The short answer is yes. To characterize sources like this you need a very small pixel footprint size on the earth, which reduces the magnitude of the signal you actually observe, leading to higher technological requirements.


It's a long road. I'll enlarge a bit on @dannyz's explanation you can see nearby.

I happen to know one thread of work on the space-based CH4 detection problem...here is one early publication, from 2011:

https://agupubs.onlinelibrary.wiley.com/doi/full/10.1029/201...

Not sure if the paper is behind a paywall for you, but you can see the xCH4 maps in Figs. 14 and following, on a 30km (1/3 degreee) grid. xCH4 = total air-column concentration of CH4, integrated from ground to top-of-atmosphere. The first author of the above paper, who is remarkably talented, continues to work on this problem all these years later.

The maps you see there average many years of measurements to decrease noise. The signal is there, but you have to average a lot of measurements to extract it, and then your resolution is not helpful for the "real-time-detection" (leak) problem (small spatial/temporal footprint => averaging washes it out).

The xCH4 signal is noisy partly because the CH4 is being measured spectroscopically, so you have to get a (bunch of) very fine slices of spectrum to see the CH4 absorption lines. There just aren't that many photons, and the detectors weren't that efficient. So yes, that's a technological/fabrication problem. Lots of people have worked to improve spectroscopic detectors over the meantime.

Additionally, you have to disambiguate the CH4 signal from others that are much more impactful on spectra, like H2O vapor and CO2. You end up with a nonlinear inversion problem ("fiddle with the gas concentrations to optimize the fit of an atmospheric radiative transfer model to the observed spectrum").
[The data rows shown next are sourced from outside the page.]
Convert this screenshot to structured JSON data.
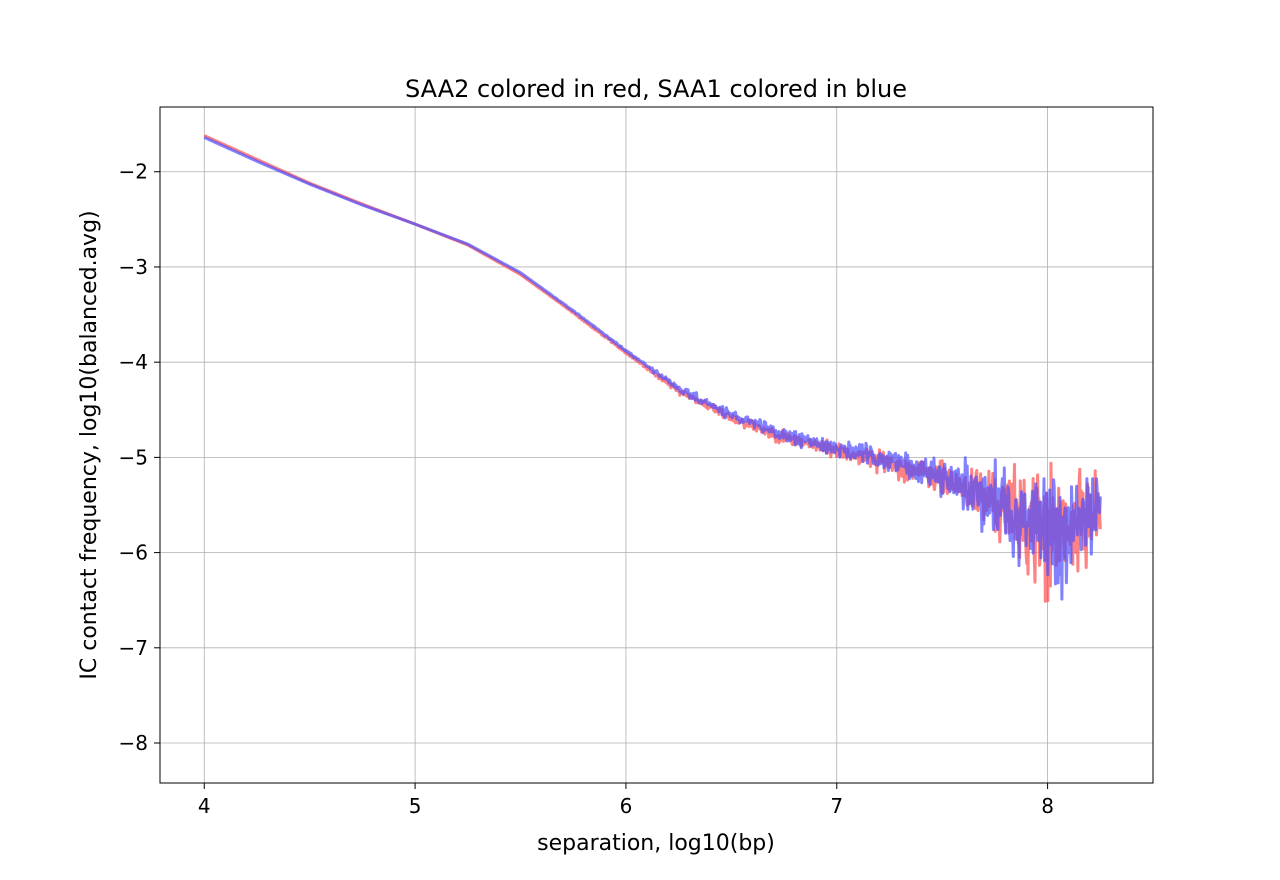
{
  "chart_data": {
    "type": "line",
    "title": "SAA2 colored in red, SAA1 colored in blue",
    "xlabel": "separation, log10(bp)",
    "ylabel": "IC contact frequency, log10(balanced.avg)",
    "xlim": [
      3.79,
      8.5
    ],
    "ylim": [
      -8.42,
      -1.32
    ],
    "xticks": [
      4,
      5,
      6,
      7,
      8
    ],
    "yticks": [
      -2,
      -3,
      -4,
      -5,
      -6,
      -7,
      -8
    ],
    "xtick_labels": [
      "4",
      "5",
      "6",
      "7",
      "8"
    ],
    "ytick_labels": [
      "−2",
      "−3",
      "−4",
      "−5",
      "−6",
      "−7",
      "−8"
    ],
    "grid": true,
    "series": [
      {
        "name": "SAA2",
        "color": "#ff4d4d",
        "opacity": 0.7,
        "x": [
          4.0,
          4.25,
          4.5,
          4.75,
          5.0,
          5.25,
          5.5,
          5.75,
          6.0,
          6.25,
          6.5,
          6.75,
          7.0,
          7.25,
          7.5,
          7.75,
          7.9,
          8.0,
          8.1,
          8.2,
          8.25
        ],
        "y": [
          -1.62,
          -1.87,
          -2.12,
          -2.34,
          -2.55,
          -2.77,
          -3.08,
          -3.48,
          -3.9,
          -4.3,
          -4.58,
          -4.79,
          -4.93,
          -5.06,
          -5.23,
          -5.47,
          -5.68,
          -5.82,
          -5.82,
          -5.62,
          -5.45
        ],
        "noise": [
          0.0,
          0.0,
          0.0,
          0.0,
          0.0,
          0.0,
          0.0,
          0.01,
          0.02,
          0.05,
          0.08,
          0.1,
          0.12,
          0.16,
          0.25,
          0.5,
          0.75,
          1.1,
          0.8,
          0.6,
          0.4
        ]
      },
      {
        "name": "SAA1",
        "color": "#4d4dff",
        "opacity": 0.7,
        "x": [
          4.0,
          4.25,
          4.5,
          4.75,
          5.0,
          5.25,
          5.5,
          5.75,
          6.0,
          6.25,
          6.5,
          6.75,
          7.0,
          7.25,
          7.5,
          7.75,
          7.9,
          8.0,
          8.1,
          8.2,
          8.25
        ],
        "y": [
          -1.64,
          -1.89,
          -2.13,
          -2.35,
          -2.55,
          -2.76,
          -3.06,
          -3.46,
          -3.88,
          -4.28,
          -4.56,
          -4.77,
          -4.9,
          -5.03,
          -5.2,
          -5.44,
          -5.66,
          -5.82,
          -5.8,
          -5.6,
          -5.45
        ],
        "noise": [
          0.0,
          0.0,
          0.0,
          0.0,
          0.0,
          0.0,
          0.0,
          0.01,
          0.02,
          0.05,
          0.08,
          0.1,
          0.12,
          0.16,
          0.25,
          0.5,
          0.75,
          1.1,
          0.8,
          0.6,
          0.4
        ]
      }
    ]
  }
}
This is a technical/modeling and algorithms problem, and again, lots of people have worked to improve models and methods, and on validation that they work.

There has been a succession of instruments of higher capability launched to address this problem (OCO-2 by NASA, Tropomi by ESA as seen in OP). Usually you fly them in planes (https://avirisng.jpl.nasa.gov) and move them to space as they are shown to work.

And also a succession of very impactful papers in PNAS, Science, and Nature that discuss advances. And there will be more.


need somebody with money. oil and gas companies are certainly interested in not paying for this.